· "We all must make
choices that may be difficult and unpleasant today to avoid
passing an even greater burden on to future generations. Let
us not be the generation who sent the bill for its consumption
to its children and grandchildren."
· "[M]andatory [federal]
spending has grown from 27 percent before the creation of Medicare
and Medicaid to 42 percent in 1985 to 54 percent last year."
Walker also highlighted some options
for reform to help moderate spending, such as developing national
standards of health care and using the Federal Employee Health
Benefits Program (FEHBP) as means for delivering health-plan
options. But moving
Medicare beneficiaries from the traditional fee-for-service
program to the managed-care insurance programs offered under
the FEHBP could reduce seniors' freedom of choice.
Additionally, Walker noted that tax
breaks for employer-sponsored health care amounted to $118.4
billion in 2005, compared to $62.2 billion in tax breaks for
mortgage-interest deductions that same year. Thus he didn't
seem to think it was a good idea to increase tax breaks for
health savings accounts or consumer-directed health plans.

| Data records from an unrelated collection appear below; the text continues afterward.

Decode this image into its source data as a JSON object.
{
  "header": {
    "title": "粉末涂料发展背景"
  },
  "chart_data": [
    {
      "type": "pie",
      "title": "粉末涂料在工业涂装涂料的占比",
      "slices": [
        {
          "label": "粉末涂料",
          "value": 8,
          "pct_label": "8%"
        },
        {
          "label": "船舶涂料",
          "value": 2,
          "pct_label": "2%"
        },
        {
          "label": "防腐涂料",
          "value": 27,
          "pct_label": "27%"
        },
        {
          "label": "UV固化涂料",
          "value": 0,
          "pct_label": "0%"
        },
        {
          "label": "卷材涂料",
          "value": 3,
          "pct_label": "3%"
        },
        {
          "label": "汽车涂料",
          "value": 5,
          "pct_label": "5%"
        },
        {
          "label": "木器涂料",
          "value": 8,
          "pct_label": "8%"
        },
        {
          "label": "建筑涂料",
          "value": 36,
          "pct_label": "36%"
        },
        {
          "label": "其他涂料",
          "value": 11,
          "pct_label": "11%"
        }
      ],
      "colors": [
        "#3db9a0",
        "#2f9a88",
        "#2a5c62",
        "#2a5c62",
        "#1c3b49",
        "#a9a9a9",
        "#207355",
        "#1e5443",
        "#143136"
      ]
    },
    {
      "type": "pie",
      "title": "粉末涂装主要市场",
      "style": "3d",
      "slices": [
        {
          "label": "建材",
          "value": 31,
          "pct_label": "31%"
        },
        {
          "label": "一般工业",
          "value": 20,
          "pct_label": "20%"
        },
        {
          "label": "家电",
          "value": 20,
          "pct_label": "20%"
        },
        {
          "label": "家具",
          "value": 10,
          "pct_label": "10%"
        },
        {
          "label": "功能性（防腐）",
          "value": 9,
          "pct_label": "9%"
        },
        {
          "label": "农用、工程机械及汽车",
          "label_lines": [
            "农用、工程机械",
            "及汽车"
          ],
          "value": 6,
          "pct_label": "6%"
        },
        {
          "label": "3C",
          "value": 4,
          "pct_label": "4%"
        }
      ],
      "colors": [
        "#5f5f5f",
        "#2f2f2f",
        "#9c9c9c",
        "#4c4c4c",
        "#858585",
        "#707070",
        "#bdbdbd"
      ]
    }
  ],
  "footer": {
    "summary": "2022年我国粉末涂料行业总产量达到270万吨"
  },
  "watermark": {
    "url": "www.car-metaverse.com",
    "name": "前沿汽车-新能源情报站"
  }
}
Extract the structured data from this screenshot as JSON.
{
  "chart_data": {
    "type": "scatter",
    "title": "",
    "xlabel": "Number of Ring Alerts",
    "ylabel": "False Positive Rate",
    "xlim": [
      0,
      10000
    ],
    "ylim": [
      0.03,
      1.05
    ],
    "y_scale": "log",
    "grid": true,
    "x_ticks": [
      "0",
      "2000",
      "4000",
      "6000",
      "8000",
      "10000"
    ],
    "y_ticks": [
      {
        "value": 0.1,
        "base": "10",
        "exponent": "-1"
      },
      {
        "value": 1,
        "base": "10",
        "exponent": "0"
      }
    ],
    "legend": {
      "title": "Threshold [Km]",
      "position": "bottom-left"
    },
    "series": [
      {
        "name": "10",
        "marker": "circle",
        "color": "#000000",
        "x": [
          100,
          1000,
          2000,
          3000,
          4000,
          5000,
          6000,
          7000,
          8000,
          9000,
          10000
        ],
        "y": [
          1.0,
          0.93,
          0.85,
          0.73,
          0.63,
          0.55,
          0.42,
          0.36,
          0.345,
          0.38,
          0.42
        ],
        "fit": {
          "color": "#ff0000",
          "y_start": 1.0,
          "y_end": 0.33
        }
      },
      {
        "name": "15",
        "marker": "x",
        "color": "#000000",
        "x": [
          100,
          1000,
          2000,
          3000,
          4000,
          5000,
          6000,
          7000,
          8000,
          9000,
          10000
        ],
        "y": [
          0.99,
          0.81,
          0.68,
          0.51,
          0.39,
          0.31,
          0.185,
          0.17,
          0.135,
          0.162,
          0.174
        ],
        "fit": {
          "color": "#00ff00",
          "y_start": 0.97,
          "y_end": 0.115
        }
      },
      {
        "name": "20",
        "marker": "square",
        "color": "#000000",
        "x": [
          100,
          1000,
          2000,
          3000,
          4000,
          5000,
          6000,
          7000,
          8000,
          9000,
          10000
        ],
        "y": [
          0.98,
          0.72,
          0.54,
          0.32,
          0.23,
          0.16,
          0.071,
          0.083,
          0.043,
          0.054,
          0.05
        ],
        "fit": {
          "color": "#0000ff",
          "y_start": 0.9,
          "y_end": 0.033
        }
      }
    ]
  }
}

Yet, given that rising health-care
costs are contributing to our nation's fiscal challenges, it's
clear that serious cost-benefit decisions will be made in the
coming years. An important
question for Americans to consider is, in a free nation who
should be making health-plan coverage decisions: employers,
government, or individuals?
If we as a nation revere liberty and
want individuals to be free to make their own health-coverage
decisions, perhaps one of the first steps we should take is
to repeal the tax breaks given to employers for purchasing employees?
health insurance and instead offer those tax breaks to individuals. That way citizens could be
free to purchase the insurance of their choice and gain true
insurance portability when changing jobs.